米ランド研究所の元上級アナリスト、ブルース・ベネット氏は、北朝鮮が南北軍事境界線沿いに「鉄のカーテン」を下ろそうとしていると指摘した。北朝鮮は近年、駆逐艦や無人機(ドローン)など様々な兵器を開発・配備しており、朝鮮戦争休戦協定の署名から73周年にあたる7月27日前後には、緊密な中朝関係を強調する演出も行っている。
新型駆逐艦と核戦力の多様化
ベネット氏は、北朝鮮の新型駆逐艦について、日米韓にとって脅威になるとの見方を示した。北朝鮮は核兵器の運搬手段を多様化しており、標的となる兵器の種類が多すぎるため、米国が北朝鮮の核戦力を無力化することが非常に難しくなっているという。駆逐艦は核兵器を搭載するために設計されており、多様化プロセスの一つになる可能性が高いと指摘。
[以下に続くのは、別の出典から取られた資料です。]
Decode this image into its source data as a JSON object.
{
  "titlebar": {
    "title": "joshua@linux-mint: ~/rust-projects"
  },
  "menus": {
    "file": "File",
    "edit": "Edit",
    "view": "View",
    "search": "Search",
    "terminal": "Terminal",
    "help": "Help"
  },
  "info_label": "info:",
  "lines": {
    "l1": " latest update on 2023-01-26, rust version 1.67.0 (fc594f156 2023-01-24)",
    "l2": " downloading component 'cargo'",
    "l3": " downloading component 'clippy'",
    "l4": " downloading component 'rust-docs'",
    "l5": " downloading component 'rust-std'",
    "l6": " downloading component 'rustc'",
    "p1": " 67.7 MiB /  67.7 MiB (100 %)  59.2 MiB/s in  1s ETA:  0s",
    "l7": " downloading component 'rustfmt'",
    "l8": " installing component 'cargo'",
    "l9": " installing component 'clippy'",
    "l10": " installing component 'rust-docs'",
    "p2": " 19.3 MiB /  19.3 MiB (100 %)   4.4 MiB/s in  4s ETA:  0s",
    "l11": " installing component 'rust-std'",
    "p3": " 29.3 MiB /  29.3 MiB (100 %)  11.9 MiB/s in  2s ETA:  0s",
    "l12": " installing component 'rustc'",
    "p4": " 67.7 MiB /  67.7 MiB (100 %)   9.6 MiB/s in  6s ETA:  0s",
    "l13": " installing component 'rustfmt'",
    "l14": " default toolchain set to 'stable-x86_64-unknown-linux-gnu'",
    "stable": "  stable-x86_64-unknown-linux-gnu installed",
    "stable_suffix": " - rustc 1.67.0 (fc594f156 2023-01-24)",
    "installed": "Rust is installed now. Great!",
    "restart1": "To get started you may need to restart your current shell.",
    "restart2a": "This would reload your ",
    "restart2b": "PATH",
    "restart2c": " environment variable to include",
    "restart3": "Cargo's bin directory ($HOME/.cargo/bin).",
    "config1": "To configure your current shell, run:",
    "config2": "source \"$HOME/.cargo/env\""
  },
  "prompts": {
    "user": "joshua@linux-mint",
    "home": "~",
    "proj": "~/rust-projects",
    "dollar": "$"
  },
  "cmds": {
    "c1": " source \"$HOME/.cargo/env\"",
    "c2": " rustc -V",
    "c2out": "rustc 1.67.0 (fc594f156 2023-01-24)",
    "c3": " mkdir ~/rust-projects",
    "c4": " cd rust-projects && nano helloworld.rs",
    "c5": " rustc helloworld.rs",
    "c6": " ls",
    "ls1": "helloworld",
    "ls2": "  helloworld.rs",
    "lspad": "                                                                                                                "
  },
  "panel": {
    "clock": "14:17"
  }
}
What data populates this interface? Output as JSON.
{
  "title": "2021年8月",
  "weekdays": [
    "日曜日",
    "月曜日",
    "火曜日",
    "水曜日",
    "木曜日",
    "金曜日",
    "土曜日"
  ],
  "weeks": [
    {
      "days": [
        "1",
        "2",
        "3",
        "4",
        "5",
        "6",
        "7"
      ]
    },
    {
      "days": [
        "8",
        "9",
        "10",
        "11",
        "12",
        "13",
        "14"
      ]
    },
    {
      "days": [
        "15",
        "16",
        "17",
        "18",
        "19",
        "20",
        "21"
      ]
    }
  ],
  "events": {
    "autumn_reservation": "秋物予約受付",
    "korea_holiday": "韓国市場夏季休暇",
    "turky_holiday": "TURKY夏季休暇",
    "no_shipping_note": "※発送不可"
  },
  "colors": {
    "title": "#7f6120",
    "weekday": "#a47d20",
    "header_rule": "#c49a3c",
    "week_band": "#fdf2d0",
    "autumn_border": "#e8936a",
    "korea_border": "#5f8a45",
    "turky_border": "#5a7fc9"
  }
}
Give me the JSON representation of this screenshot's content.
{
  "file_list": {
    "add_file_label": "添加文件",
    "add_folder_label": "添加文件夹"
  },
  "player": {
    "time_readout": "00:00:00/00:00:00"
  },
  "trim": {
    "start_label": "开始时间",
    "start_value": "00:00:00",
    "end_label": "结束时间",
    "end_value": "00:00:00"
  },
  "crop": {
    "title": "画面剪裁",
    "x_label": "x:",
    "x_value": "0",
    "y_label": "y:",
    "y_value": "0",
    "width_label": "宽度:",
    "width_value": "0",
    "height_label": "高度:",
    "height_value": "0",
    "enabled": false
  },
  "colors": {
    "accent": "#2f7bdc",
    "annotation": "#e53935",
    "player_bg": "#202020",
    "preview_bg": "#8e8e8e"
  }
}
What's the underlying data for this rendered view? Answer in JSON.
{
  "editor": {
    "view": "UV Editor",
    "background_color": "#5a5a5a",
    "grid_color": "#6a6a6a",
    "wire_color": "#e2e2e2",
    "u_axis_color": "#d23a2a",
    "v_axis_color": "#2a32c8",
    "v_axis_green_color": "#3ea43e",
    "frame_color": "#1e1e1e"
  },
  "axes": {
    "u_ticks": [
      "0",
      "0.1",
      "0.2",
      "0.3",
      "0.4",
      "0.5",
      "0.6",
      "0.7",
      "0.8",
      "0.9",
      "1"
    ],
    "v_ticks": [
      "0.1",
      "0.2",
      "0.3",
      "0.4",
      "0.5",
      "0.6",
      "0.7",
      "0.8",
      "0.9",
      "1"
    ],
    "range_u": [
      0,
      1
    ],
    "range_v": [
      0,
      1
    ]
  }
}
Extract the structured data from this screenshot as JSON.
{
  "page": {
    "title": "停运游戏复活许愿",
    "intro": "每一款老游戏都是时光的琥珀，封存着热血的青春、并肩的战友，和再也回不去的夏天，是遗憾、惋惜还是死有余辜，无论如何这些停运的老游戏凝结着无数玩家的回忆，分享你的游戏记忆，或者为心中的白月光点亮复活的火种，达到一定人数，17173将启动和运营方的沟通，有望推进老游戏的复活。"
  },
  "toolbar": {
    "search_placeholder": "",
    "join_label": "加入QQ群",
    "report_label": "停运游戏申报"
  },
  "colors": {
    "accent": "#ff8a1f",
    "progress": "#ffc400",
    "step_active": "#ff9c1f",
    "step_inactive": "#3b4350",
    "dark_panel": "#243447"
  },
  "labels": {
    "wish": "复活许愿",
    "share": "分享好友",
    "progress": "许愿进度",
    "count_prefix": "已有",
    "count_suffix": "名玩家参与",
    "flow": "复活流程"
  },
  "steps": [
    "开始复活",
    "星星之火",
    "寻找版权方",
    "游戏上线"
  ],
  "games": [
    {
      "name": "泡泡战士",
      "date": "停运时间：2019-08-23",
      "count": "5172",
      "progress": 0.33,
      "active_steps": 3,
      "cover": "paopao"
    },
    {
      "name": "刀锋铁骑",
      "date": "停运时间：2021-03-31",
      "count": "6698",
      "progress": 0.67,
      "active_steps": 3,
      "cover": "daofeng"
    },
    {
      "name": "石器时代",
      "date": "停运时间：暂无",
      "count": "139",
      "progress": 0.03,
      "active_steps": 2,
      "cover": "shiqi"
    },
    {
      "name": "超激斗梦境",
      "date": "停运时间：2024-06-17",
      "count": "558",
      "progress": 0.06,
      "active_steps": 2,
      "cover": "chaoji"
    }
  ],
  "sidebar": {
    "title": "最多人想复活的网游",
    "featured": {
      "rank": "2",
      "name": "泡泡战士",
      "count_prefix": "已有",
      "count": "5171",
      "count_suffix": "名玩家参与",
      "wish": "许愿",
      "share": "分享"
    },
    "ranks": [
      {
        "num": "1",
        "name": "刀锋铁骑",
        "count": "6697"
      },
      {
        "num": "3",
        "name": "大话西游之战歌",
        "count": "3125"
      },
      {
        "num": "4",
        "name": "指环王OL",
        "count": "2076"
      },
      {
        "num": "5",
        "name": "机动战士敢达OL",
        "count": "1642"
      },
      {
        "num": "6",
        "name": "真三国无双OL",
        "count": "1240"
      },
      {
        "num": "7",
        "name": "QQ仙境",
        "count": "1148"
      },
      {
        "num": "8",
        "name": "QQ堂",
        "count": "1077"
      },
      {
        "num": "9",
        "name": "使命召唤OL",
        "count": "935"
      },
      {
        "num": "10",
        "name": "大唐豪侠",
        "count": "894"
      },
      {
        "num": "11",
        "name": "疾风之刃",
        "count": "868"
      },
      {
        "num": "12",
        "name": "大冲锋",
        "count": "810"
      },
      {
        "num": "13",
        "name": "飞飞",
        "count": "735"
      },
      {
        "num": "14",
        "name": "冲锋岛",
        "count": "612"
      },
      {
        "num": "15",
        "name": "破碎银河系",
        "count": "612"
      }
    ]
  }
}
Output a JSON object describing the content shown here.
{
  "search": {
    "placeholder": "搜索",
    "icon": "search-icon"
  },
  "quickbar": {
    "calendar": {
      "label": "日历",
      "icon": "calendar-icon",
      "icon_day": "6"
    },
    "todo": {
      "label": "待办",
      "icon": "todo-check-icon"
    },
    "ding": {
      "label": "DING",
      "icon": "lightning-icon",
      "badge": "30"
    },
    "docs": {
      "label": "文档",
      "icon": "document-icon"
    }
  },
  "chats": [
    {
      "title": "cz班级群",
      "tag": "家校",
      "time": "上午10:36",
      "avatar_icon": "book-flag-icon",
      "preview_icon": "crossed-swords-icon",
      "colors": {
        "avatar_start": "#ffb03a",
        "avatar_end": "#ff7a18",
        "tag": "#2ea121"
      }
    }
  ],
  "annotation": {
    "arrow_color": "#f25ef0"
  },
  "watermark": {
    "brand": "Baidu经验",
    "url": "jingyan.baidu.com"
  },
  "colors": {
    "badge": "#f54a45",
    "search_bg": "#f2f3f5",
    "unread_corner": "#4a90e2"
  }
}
さらに、通常兵器で精密攻撃するミサイルも搭載し、日本、米国、韓国に深刻な脅威をもたらすと述べた。
ドローンの運用と対抗策
北朝鮮によるドローンの運用については、まだ情報が限られているものの、様々な用途のドローンを配備していることに注目すべきだとベネット氏は強調。主な目的は偵察と直接攻撃のようだという。米国と韓国は敵のドローンを無力化するシステムを開発しているが、過去のシステムは個別のドローンを1機ずつ無力化することを目的としていた。両国とも、はるかに困難な脅威であるドローンの群れに対抗する能力も開発中だ。
ベネット氏は、北朝鮮がイランのように弾道ミサイルをドローン攻撃と連動させるつもりだと分析。米国は中東で多くのドローンや弾道ミサイルの破壊に成功しているが、一定数のドローンが防衛を打ち破っていると指摘した。